Smart Digital Payments Bring Consumer-Like Experience to Auto Repairs and Insurance Claims Payouts

Michael Boeke, VP of Payment Product Management Enterprise at CCC Intelligent Solutions, told PYMNTS that the trillion-dollar property and casualty economy needs to continue its digital overhaul.

An accident, he said, represents “an event that is often a major disruption to someone’s life.” The claims processes, he said, are anything but simple, streamlined or easy to navigate.

Within the automative and issuance industries, there remains a complex web of interactions, with several players in the mix, spanning consumers, insurers, repair shops and others.

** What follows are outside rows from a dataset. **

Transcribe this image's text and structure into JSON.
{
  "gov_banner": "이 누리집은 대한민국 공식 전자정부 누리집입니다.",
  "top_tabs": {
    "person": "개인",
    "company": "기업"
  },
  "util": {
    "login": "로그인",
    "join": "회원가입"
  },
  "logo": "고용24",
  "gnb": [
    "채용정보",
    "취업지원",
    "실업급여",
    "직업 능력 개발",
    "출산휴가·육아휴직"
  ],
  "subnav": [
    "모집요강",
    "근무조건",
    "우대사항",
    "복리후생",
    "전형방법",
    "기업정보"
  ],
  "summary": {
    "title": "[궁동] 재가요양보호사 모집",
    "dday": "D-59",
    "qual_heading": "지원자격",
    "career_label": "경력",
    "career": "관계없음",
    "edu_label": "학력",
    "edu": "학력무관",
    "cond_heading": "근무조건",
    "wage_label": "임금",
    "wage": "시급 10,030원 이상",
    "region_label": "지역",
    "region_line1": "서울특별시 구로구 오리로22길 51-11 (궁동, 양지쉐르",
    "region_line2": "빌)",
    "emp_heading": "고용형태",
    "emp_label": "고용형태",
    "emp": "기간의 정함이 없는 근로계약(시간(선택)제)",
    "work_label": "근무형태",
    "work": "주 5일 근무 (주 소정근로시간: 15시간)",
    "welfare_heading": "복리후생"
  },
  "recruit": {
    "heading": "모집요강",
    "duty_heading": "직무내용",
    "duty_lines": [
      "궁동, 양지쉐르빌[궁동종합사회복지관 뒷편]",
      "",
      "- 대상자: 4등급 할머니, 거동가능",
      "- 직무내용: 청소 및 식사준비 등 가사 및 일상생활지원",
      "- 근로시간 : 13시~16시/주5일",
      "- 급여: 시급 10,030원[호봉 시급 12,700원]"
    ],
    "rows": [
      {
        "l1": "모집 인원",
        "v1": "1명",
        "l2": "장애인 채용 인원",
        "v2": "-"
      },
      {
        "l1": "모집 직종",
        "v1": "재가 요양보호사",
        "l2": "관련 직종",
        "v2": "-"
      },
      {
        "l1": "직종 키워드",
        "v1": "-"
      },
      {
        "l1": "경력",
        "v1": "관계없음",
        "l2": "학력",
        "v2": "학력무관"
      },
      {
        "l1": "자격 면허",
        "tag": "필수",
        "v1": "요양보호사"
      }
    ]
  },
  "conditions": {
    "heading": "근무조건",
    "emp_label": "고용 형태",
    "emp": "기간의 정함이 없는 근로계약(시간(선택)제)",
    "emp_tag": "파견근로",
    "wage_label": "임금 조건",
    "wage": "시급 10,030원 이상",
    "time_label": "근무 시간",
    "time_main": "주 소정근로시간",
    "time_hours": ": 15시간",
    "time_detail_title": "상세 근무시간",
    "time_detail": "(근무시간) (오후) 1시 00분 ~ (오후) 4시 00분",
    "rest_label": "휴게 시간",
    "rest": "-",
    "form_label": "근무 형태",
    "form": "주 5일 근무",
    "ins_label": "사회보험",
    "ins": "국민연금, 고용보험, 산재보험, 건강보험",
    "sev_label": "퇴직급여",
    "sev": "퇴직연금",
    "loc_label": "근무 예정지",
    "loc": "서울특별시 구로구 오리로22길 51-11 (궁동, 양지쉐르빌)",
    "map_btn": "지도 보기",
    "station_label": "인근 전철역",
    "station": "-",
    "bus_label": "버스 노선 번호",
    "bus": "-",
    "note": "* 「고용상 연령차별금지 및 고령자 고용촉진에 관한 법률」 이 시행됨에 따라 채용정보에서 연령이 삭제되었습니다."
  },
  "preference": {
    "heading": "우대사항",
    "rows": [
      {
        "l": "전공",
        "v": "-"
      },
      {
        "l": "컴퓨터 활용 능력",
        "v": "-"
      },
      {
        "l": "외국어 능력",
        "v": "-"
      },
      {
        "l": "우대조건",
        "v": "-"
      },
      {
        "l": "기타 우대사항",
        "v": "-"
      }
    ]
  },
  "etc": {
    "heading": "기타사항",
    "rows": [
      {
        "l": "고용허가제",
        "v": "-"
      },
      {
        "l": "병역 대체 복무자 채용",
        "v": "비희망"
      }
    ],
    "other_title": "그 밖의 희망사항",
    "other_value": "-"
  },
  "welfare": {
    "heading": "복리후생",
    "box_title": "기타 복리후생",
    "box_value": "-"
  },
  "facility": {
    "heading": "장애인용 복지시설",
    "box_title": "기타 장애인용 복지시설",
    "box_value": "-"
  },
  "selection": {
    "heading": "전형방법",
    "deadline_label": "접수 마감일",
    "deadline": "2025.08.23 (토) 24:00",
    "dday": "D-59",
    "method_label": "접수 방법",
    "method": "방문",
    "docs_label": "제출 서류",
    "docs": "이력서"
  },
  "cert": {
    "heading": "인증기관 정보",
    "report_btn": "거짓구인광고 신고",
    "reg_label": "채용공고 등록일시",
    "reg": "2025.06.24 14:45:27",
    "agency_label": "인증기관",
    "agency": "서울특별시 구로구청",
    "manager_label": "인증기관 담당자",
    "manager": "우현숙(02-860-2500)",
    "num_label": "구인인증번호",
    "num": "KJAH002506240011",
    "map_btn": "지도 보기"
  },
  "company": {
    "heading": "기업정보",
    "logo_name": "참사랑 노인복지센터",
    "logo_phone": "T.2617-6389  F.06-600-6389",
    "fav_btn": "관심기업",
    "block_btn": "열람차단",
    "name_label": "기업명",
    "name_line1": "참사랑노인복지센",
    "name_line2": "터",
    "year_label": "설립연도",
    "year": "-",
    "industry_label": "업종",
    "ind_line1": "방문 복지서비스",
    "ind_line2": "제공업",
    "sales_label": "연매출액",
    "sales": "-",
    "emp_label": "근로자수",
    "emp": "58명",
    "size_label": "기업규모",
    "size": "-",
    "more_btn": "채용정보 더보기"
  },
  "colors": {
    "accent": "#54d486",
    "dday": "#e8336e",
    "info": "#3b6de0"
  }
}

And as complexity reigns as these parties communicate with one another, as invoices and of course payments flow between stakeholders, said Boeke, there are any number of pain points that can be improved.

“Businesses traditionally have not had the tools they’ve needed to make quick decisions,” said Boeke, “to communicate with their customers and get things resolved quickly.” As a result, it takes time, and sometimes a long time, to figure out what a repair will cost, for the insurer to review the accident and claim and ascertain whether it will be covered, calculate the payment … all the while keeping the consumer updated day by day.

“Each of these steps have required significant human effort and energy,” said Boeke.

In the meantime, the emergence of the eCommerce economy, he said — Amazon’s only one visible example — has shifted consumer expectations about how and when they interact with businesses. They expect speedy responses when they have questions or concerns. The rise of digital payments, especially P2P, has spurred consumers to value faster payments, and to have funds deposited, electronically, into their accounts or digital wallets.

“You’re getting to a point,” he said, “where you essentially have ‘no’ steps that are required to complete a transaction.”

Engaging via the Platform

The platform approach, he said, aided by artificial intelligence (AI) and machine learning, offers a good foundation upon which to build new experiences and improve the communication flows tied to claims and payouts. Platforms, said Boeke, “enable frictionless payments to be completed … and can be a larger component of an intelligent experience that ties things together … and helps people make better decisions at scale” as claims proceed step by step.

In tracking the platform-enabled workflows, he said that a policyholder can take a photo of the damaged vehicle, contact the insurer, while taking their vehicle as quickly as possible to the repair shop. AI can help make the determination, based on pre-configured rules, if the vehicle is salvageable or must be written off.

The shop gets the digital go-ahead to move forward with the repair … and automatic messages flow between all stakeholders. In the meantime, the vehicle owner, prompted by the insurer to pay their deductible, can satisfy the obligation online, with a mobile device in hand, with their preferred method of payment. And the repair shop, with the funds in hand from the insurer, gets the work done more quickly. Zelle and digital wallets, he said, can speed the flow of funds. The same methodologies can help improve the B2B payments that take place in the background as parts are ordered, and even to the individual mechanics, as work must be recorded and paid for.

The shift to digital channels has a positive impact across the P&C industry, he said, benefiting insurers margins. It can cost $12 to print and mail checks, and cutting down on the paper means that consumers cut down on trips to the bank.

“You get rid of the ‘sleuthing and detective’ exercises,” he told PYMNTS, “when you connect an intelligent platform that informs all the different parties of the status of these payments, and you eliminate a lot of the friction.”